Por aqui, a Mercedes-Benz possui ampla gama de modelos, entre sedãs e SUVs. Em julho, a marca lançou o seu segundo carro elétrico no País, o EQS 53 4MATIC+. O sedã grande de luxo é o primeiro feito pela divisão esportiva AMG. Além dele, há o SUV EQC, que estreou em território nacional em 2020. Porém, todos agora vêm importados ao Brasil.
Ford
Impossível não mencionar a saída da Ford, já que o impacto foi significativo. Em janeiro de 2021, a marca anunciou o fim da produção de carros e motores no Brasil. O comunicado pegou de surpresa até mesmo o Governo Federal, já que a montadora recebeu cerca de R$ 20 bilhões em incentivos fiscais para produzir no País desde 1999, segundo a Receita Federal.
Mas, os rumores do encerramento surgiram em fevereiro de 2019, após o anúncio do fechamento da fábrica de São Bernardo do Campo, em São Paulo, onde a empresa produzia caminhões. Na época, a Ford disse que haveria apenas uma “redução de 20% dos custos com quadro de funcionários e estrutura administrativa”.
De início, a Ford encerrou as operações nas unidades de Camaçari (BA) e Taubaté (SP). Portanto, deixou de produzir nacionalmente a linha Ka (hatch e sedã), e o SUV Ecosport, que eram seus três modelos de volume no País. Em seguida, a marca do oval azul deu fim à produção da Troller no Ceará, marca de jipes 4×4. Portanto, foi o fim do jipão T4.
Portfólio atual
Com as baixas na gama, a Ford naturalmente encolheu e virou marca “premium” no Brasil. Para contextualizar, a picape Ranger, que é feita na Argentina, passou a ser o modelo de entrada e o campeão de vendas da marca no País. Os preços partem de R$ 222 mil e alcançam R$ 321 mil. Além dela, há a média-compacta Maverick, que vem do México em versão única, a Lariat FX4. Ela usa motor 2.0 Ecoboost de 253 cv e tem preço a partir de R$ 236.890.
Além da gama de picapes, há os SUVs como o Bronco Sport, que veio do México na versão topo de linha Wildtrak, com motor 2.0 turbo e 240 cv de potência. A marca também vende no País o chinês Territory com motor 1.5 a gasolina de 150 cv. E, para 2023, a Ford já confirmou a grandalhona F-150 e o SUV elétrico Mustang Mach-E.

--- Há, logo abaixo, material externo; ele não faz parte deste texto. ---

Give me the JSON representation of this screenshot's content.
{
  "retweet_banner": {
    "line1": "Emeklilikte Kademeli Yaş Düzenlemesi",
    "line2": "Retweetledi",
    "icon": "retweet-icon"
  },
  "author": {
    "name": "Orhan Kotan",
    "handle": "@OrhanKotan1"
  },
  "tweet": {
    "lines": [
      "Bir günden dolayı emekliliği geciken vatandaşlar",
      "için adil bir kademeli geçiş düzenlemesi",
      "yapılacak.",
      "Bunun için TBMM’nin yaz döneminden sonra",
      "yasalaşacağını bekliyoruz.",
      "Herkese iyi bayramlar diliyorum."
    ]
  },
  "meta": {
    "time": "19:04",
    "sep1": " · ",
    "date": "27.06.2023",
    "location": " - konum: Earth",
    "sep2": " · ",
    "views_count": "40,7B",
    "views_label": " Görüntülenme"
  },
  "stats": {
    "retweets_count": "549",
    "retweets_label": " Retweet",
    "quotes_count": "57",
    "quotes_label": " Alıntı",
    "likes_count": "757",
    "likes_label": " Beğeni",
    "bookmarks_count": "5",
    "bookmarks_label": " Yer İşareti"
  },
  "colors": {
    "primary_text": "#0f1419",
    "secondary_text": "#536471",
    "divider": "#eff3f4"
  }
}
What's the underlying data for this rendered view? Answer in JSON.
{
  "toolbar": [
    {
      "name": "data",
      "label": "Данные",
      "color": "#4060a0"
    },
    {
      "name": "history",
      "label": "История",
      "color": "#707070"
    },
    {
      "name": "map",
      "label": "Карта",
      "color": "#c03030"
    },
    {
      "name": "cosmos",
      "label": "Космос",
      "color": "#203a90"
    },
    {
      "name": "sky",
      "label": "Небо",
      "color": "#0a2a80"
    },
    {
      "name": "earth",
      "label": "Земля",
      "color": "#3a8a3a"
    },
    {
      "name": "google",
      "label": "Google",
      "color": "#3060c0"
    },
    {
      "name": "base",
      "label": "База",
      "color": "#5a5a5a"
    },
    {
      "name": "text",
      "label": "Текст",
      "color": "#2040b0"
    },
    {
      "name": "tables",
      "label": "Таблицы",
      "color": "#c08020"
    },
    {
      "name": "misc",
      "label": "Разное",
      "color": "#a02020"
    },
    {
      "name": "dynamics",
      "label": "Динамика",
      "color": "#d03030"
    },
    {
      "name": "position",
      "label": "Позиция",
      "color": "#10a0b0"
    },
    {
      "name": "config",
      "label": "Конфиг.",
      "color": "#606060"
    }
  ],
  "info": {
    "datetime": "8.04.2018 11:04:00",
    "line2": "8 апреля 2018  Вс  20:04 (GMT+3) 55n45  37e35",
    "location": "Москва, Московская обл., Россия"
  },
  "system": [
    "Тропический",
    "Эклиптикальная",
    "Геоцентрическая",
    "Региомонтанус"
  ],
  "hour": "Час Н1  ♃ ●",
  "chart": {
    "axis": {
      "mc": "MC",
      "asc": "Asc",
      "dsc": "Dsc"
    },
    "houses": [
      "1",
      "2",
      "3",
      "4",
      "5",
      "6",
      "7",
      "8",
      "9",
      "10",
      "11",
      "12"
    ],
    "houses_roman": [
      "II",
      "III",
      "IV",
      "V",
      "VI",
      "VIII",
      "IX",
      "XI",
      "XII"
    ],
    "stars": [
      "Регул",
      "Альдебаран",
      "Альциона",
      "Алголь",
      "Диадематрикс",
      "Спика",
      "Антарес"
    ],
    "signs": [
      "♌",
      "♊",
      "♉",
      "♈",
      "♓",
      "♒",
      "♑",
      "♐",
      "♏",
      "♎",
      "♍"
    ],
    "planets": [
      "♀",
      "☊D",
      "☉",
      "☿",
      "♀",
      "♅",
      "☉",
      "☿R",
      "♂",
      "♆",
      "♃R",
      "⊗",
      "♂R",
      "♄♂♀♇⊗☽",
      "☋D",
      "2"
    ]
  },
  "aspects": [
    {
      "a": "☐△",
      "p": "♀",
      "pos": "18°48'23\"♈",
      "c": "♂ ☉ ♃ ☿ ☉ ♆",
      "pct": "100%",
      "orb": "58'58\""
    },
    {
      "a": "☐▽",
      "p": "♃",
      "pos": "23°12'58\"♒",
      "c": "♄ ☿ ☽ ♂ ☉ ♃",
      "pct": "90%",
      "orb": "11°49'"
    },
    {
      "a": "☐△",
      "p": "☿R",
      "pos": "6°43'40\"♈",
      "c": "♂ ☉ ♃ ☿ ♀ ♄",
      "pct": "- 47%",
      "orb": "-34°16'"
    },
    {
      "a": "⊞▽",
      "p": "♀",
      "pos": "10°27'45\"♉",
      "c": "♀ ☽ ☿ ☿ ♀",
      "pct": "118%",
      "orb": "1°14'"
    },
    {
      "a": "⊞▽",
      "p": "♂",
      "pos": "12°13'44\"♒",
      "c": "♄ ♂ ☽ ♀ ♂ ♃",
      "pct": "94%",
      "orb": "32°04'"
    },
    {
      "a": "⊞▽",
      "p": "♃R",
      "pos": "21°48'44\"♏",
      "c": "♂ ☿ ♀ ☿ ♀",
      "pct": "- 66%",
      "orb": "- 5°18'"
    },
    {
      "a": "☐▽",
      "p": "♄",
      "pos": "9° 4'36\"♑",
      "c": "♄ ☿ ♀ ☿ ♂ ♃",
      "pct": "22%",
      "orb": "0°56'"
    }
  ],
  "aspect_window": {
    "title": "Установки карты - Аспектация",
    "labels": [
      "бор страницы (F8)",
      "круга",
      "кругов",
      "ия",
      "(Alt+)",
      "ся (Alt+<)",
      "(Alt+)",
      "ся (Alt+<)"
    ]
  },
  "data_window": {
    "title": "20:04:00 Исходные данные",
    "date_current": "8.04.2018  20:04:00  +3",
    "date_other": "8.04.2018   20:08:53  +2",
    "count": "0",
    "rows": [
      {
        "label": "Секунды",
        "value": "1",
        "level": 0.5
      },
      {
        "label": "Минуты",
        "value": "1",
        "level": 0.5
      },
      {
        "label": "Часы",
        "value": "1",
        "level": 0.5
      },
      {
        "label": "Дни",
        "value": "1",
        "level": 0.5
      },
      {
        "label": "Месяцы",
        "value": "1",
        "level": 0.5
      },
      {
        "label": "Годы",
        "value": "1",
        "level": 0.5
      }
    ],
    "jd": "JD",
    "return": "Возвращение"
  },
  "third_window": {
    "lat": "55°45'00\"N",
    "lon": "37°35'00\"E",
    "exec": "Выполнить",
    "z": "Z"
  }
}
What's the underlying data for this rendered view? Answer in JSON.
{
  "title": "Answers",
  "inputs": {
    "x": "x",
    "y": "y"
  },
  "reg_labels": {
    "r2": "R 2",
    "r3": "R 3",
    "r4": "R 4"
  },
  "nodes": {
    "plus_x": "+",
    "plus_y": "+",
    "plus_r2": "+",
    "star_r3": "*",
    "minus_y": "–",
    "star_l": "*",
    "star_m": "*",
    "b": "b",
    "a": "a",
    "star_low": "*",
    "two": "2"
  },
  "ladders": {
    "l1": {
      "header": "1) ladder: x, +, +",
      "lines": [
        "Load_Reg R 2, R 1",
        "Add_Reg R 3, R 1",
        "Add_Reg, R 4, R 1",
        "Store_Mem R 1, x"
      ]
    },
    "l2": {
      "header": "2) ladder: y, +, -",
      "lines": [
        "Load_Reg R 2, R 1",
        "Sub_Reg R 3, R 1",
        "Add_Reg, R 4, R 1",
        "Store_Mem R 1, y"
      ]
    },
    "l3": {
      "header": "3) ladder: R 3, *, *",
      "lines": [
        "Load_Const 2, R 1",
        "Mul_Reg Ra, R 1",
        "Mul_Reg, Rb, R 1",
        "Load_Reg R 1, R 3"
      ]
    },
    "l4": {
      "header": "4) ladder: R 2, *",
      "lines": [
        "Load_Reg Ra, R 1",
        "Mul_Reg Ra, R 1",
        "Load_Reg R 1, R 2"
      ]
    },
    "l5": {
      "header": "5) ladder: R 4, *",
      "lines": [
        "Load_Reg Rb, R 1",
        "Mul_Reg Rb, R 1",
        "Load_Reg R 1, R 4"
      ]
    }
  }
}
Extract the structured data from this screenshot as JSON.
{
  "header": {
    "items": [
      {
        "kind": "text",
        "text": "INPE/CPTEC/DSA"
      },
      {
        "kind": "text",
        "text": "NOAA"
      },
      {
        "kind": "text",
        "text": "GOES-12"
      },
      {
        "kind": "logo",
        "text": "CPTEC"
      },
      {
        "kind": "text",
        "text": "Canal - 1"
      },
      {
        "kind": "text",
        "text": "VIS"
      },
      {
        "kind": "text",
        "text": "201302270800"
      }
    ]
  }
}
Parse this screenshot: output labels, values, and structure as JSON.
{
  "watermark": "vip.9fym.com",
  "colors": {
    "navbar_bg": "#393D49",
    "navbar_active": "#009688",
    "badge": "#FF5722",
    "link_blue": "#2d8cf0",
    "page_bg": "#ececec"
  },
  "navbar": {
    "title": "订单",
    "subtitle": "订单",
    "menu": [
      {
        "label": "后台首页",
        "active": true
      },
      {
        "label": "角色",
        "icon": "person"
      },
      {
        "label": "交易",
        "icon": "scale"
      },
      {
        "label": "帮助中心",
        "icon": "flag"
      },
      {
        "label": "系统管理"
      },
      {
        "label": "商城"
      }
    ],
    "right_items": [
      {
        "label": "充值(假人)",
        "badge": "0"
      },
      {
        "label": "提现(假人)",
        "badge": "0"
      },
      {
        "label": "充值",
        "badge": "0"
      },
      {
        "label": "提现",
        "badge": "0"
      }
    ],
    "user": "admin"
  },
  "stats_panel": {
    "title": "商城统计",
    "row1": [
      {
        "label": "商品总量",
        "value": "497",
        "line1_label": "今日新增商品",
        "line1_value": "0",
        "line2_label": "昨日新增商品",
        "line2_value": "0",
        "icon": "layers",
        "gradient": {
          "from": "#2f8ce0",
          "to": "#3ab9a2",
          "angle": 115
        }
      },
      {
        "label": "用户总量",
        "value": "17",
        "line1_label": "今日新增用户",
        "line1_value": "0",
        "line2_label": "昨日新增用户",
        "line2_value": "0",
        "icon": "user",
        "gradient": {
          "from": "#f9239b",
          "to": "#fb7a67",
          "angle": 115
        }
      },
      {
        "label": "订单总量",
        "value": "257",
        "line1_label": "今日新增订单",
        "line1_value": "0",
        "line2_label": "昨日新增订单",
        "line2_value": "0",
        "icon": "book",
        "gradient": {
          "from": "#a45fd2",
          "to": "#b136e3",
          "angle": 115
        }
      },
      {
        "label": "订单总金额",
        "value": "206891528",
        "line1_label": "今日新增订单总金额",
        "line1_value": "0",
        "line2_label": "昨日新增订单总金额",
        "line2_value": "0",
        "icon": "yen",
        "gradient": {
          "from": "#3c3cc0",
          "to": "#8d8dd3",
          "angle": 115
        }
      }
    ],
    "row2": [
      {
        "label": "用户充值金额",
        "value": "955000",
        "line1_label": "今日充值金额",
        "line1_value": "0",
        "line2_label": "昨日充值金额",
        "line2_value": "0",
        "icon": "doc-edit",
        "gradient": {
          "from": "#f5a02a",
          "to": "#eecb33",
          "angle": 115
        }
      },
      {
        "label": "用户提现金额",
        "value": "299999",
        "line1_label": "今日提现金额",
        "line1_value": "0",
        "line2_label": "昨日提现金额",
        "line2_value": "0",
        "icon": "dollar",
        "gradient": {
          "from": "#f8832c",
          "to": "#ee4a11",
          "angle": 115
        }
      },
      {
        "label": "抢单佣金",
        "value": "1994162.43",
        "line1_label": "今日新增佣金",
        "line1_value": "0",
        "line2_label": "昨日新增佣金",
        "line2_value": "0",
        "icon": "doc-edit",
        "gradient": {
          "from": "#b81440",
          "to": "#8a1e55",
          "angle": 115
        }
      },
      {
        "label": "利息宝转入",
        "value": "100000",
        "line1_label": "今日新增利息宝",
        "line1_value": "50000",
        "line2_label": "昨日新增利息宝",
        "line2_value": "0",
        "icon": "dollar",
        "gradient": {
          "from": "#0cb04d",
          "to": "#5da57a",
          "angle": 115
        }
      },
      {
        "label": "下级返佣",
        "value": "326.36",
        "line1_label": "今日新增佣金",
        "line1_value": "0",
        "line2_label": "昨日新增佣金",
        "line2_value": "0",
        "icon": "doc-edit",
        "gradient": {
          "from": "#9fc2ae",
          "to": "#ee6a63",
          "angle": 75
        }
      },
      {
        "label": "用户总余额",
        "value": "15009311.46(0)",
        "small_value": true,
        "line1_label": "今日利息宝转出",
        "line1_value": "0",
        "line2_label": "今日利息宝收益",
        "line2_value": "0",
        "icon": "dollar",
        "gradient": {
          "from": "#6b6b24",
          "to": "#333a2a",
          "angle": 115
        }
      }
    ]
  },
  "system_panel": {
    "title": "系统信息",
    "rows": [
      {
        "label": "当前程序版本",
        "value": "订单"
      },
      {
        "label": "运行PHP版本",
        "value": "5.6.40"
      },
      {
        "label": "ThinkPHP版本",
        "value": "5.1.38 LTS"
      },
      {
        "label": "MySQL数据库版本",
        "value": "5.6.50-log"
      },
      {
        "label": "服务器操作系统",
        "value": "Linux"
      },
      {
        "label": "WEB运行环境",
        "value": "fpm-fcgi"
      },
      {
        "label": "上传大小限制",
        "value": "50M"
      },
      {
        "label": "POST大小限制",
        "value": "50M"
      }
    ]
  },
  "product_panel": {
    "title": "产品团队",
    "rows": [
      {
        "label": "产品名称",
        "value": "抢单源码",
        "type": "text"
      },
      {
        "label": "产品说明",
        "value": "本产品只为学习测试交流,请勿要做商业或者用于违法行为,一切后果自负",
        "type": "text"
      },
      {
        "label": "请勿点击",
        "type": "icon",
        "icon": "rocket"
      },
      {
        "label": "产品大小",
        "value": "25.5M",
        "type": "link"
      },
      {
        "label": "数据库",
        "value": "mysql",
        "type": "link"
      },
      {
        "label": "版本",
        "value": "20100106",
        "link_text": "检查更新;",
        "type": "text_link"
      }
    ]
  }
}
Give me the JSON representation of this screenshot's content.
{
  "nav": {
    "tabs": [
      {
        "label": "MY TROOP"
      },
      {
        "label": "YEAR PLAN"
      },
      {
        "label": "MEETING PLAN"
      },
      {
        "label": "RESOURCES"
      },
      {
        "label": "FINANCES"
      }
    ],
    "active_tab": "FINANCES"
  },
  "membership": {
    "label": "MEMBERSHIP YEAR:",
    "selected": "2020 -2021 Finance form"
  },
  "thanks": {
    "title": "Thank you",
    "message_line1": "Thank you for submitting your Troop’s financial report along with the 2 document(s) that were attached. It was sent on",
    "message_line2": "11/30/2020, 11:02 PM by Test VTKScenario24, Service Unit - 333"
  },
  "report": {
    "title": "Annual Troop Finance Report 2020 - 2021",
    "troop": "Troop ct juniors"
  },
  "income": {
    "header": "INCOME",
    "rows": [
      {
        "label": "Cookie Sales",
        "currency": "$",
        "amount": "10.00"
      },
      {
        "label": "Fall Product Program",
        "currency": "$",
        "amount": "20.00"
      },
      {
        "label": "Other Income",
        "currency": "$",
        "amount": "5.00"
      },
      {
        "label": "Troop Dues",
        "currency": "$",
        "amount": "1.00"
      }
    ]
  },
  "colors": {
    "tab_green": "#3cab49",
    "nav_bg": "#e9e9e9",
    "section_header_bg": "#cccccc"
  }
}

Em 2022, a Ford abriu um Centro de Pesquisa e Desenvolvimento de tecnologias em solo brasileiro. Com sede em Camaçari, a estrutura conta com mais de 1.500 profissionais que atuam em projetos globais. A montadora diz que grande parte das pesquisas são voltadas ao desenvolvimento de veículos eletrificados e softwares para carros autônomos e conectividade. Além disso, é responsável pela criação das futuras gerações de sistemas multimídia da marca.